Pemberontakan OPM, 1995, dan Kibaran Sampari, Gerakan Pembebasan OPM, dan Perang Rahasia di Papua Barat, 2001).
Sebutan OPM berganti menjadi GPK/OPM ( Gerakan Pengacau Keamanan) nama ini bersamaan dengan Operasi Keamanan yang dilakukan oleh aparat untuk meredam gerakan perlawanan bersenjata. Seperti Operasi Wisnu Murti I,II, III ( 1963 – 1966 ), Operasi Bratha Yudha (1966 – 1968), Operasi Pamungkas ( 1970 – 1974), Operasi Perbatasan ( 1977 – 1978), Operasi Gagak I, II, (1985 – 1987), Operasi Kasuari I, II ( 1987 – 1989).

Pada 1998 bersamaan dengan Reformasi Panglima ABRI Jenderal Wiranto meminta maaf kepada masyarakat Papua dan mencabut  status DOM ( Daerah Operasi Militer). Namun tidak berlangsung lama setahun kemudian  1999 kembali Operasi Pengamanan Daerah Rawan pun diterapkan, menyusul Operasi Pengendalian Pengibaran Bendera ( 1999 -2002), Operasi Penyisiran di Wamena ( 2002 – 2004) ( Merdeka Com, 13 September 2021).

Meskipun telah dicabut status DOM, TNI tetap bersiaga di Papua, menurut pendapat Ridwan al Makassary (Merdeka Com, 13/9/2021) pergantian nama tidaklah substantif selain masalah Papua yang memiliki problem kesejarahan juga kekhawatiran terhadap marginalisasi Orang Papua dan problem investasi  yang keberadaannya tidak dirasakan dan dinikmati oleh OAP  Selain itu penyelenggaraan Otsus selama 20 tahun pertama ( 2001 – 2021) dirasakan tidak sukses mendekatkan masyarakat Papua untuk mencapai kesejahteraan dan keadilan. Tuntutan pembangunan Smelter oleh  Freeport, keberadaan perusahaan perkebunan kelapa sawit, hingga kasus Wabu, Intan Jaya  merupakan amunisi yang memperpanjang konflik  bersenjata di Papua.

Permasalahan yang tak kalah penting yang memicu keberlanjutan konflik dan kekerasan bersenjata di Papua adalah bisnis politik dan keamanan di Papua.
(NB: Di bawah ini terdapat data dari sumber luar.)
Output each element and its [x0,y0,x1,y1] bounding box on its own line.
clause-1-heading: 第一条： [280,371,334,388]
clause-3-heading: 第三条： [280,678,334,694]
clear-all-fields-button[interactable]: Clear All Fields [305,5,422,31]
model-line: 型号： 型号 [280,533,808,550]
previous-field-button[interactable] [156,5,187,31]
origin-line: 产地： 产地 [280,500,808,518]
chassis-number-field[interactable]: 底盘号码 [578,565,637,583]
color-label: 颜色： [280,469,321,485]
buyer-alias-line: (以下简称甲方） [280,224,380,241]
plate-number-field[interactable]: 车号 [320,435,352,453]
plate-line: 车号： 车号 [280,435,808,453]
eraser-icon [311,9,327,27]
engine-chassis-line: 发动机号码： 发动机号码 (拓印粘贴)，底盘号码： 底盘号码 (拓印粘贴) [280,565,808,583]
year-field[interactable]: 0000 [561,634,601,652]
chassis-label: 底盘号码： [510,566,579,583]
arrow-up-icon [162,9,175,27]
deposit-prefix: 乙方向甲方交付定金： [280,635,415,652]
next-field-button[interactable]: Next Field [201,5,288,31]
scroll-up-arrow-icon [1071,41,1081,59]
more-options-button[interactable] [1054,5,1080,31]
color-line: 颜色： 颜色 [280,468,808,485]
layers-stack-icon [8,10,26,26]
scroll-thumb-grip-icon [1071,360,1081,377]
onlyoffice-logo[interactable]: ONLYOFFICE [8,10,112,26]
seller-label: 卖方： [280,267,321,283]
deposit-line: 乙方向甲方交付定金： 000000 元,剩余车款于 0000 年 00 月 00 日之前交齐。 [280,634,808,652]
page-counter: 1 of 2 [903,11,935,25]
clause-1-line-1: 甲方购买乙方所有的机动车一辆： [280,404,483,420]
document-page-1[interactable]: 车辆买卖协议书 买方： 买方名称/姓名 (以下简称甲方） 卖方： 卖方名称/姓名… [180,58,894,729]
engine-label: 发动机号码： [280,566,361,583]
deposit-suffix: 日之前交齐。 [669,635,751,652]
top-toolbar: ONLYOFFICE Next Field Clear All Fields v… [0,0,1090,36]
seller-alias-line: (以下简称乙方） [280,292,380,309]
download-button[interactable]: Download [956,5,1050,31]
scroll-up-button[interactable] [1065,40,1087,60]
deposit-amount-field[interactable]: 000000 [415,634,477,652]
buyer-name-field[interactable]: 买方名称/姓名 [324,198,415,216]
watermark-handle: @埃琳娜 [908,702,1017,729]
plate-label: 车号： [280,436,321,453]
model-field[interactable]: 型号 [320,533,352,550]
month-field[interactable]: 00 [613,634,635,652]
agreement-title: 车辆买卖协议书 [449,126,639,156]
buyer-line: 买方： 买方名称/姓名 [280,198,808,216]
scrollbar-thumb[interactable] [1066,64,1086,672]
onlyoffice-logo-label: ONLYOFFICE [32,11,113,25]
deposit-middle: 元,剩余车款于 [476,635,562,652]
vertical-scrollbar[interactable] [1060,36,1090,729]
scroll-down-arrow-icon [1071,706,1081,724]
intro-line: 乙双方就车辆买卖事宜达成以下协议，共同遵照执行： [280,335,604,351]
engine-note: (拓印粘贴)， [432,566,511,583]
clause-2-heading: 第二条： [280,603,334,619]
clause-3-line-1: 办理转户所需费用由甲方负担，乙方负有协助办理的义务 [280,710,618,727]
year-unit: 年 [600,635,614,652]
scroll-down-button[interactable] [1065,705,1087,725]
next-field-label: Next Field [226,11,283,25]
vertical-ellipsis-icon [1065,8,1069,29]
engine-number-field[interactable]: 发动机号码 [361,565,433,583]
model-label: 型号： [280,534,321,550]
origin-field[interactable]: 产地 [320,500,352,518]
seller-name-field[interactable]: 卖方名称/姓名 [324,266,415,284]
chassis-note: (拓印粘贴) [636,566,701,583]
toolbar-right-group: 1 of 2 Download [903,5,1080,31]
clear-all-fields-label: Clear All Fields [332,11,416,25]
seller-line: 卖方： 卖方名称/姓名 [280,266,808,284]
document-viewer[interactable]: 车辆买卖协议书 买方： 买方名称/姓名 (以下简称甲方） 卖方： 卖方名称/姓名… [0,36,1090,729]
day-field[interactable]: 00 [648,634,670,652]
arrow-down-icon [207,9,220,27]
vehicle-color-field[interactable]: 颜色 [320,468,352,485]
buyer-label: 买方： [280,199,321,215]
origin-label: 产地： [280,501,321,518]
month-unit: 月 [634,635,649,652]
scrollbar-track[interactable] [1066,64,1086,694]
Proyek Pemerintah lebih banyak dikerjakan oleh imigran dari luar Papua. Bisnis illegal seperti penjualan senjata dan amunisi oleh oknum aparat keamanan kepada KST turut menambah panjang daftar “menu” konflik dan kekerasan di Papua.
Kekeliruan yang dilakukan oleh Pemerintah tatkala melakukan pergantian nama atau labelin terhadap terhadap kelompok bersenjata adalah tak diikuti dengan perubahan  pendekatan. Padahal  problem kesejarahan dan kekhawatiran ketersisihan sosial atau marginalisasi Orang Papua menunjukkan konflik berlatar etno nasionalisme tak bisa dihadapi dengan senjata ( Ted Robert Gurr, 1993), tapi mesti menggunakan pendekatan politik bukan menggunakan senjata. Senjata tak dapat menyelesaikan konflik bersenjata.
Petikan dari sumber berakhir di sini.